Thomas Jefferson Papers

To Thomas Jefferson from J. P. G. Muhlenberg, 1 April 1781

From J. P. G. Muhlenberg

Camp near Suffolk April 1st. 1781


Since the arrival of the Fleet on Wednesday last, in Hampton road, and Elisabeth River, The Enemy have continued very quiet in Portsmouth; They have since that time permitted no Person, to go in, or come out of Town, so that I have found it impracticable hitherto, to gain any intelligence, relative to what reinforcements the Fleet has brought. From their care to prevent any thing transpiring out of Turn, I am led to believe they have some Move in contemplation; but as they have given me time to draw off Colo. Parkers Detachment from Princess Ann, I hope I shall have it in my power to counteract any design they may have formd of penetrating into the Country. I must now beg leave to mention to Your Excellency, that the Militia from Augusta, Rockingham, and Rockbridge, expect to be relievd in the 10th. Part of the Sussex and Brunswic claim the same, so that unless these troops are replaced by others my Force will not be adequate to what they were intended for.

I have the Honor to be with great respect Your Excellencys Most Obedt hble. Servt.,

P. Muhlenberg

PS. The enclosd is this moment come to hand.

RC (PHi); addressed and franked by Muhlenberg; endorsed. Enclosure not found.

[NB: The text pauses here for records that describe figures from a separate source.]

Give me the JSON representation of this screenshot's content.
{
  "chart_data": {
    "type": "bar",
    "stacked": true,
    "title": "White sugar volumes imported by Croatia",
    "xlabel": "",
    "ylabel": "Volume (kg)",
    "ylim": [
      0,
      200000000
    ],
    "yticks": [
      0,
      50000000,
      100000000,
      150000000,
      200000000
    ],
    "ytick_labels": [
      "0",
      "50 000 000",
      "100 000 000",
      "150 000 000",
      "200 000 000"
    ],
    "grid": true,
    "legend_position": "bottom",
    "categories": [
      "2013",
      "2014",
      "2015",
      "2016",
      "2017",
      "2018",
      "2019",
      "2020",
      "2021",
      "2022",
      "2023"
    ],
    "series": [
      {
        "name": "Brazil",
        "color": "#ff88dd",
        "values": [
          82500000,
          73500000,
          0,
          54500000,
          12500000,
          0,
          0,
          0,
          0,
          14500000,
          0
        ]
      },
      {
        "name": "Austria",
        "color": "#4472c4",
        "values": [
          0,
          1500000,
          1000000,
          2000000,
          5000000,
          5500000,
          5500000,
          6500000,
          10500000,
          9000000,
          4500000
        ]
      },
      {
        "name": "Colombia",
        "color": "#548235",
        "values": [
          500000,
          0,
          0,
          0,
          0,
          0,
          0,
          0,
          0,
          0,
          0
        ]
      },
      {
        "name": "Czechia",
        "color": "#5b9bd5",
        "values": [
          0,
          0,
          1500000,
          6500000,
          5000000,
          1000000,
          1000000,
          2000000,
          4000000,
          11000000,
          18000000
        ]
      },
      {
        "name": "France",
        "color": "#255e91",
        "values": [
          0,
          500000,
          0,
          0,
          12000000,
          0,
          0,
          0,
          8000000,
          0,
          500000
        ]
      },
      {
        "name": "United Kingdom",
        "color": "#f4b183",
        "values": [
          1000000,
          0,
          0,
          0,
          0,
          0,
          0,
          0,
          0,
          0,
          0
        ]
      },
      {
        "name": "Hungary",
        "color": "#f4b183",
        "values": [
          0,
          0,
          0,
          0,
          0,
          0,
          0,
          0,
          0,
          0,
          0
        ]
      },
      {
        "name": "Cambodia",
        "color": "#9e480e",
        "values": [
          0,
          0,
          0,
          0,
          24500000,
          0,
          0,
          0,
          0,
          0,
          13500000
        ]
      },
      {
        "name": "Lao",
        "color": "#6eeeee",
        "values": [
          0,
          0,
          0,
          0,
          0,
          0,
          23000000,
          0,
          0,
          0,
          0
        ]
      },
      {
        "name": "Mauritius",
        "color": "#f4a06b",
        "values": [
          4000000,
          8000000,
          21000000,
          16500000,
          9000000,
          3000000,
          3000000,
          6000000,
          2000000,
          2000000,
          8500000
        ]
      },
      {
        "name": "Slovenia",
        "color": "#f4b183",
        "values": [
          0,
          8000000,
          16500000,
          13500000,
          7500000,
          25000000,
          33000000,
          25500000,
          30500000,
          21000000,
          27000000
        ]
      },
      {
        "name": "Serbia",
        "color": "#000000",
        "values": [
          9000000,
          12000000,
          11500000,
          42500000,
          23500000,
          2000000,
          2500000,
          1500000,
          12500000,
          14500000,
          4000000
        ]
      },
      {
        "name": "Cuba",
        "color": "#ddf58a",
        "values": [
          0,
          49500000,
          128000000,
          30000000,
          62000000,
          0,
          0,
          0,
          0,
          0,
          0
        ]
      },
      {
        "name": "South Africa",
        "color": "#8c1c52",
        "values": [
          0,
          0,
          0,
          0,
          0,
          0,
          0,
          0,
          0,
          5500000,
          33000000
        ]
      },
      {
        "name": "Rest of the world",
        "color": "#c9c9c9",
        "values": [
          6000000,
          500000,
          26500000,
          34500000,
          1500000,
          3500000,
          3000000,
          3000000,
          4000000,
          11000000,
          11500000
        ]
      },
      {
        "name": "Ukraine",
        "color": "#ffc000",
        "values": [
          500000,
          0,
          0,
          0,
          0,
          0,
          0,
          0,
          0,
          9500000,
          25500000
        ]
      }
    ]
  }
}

Muhlenberg’s enclosure in this letter was probably a communication from a spy in Portsmouth, for on this date he wrote Steuben shortly before midnight that he had received his first dependable intelligence from the enemy’s post since the arrival of the fleet (Muhlenberg to Steuben, 1 Apr. 1781, NHi). But the information could not have been very dependable, for a few days later Muhlenberg wrote Weedon: “Reports relative to the Enemy’s present designs are so various that no dependance can be put in them. This much is certain: They are preparing, and nearly ready for a Move; and from the best intelligence I can get, a Junction with Cornwallis is their Main Object, but whether They will attempt it by the way of the Great Bridge, up James River, or round by Cape Fear time only will discover. They insist that but two Regiments came with Genl. Phillips. If this is the case, let them Attempt to March thro’ Virginia if they dare. The position I am in at present suits me to a Hair” (Muhlenberg to Weedon, “Camp near Scotts,” 6 Apr. 1781, PPAP; two days later Weedon transmitted the same information to Steuben: “The enemy are making great preparations for a move. It is conjectured a Junction with Ld. Cornwallis is the object. Whether they will attempt this by the Great Bridge, Cape Fear or up James River and by Petersburg is uncertain. Genl. Phillips is honest enough to confess he is coming out, but leaves us to judge to what Quarter he means to point”; Weedon to Steuben, 8 Apr. 1781, PPAP). But on 3 Apr. John Banister reported to Steuben that “A Friend” in Norfolk who could be absolutely relied on reported that the enemy in Portsmouth had been reinforced by 2500 troops, that more were expected, and that there was talk of pushing on with great vigor to meet Cornwallis (Banister to Steuben, 3 Apr. 1781, NHi). Colo Parkers detachment joined Weedon on the evening of 31 Mch.: “They marched into the Dismal, part of the way on Loggs and sent their baggage by the upper rout” (Muhlenberg to Steuben, 1 Apr. 1781, NHi).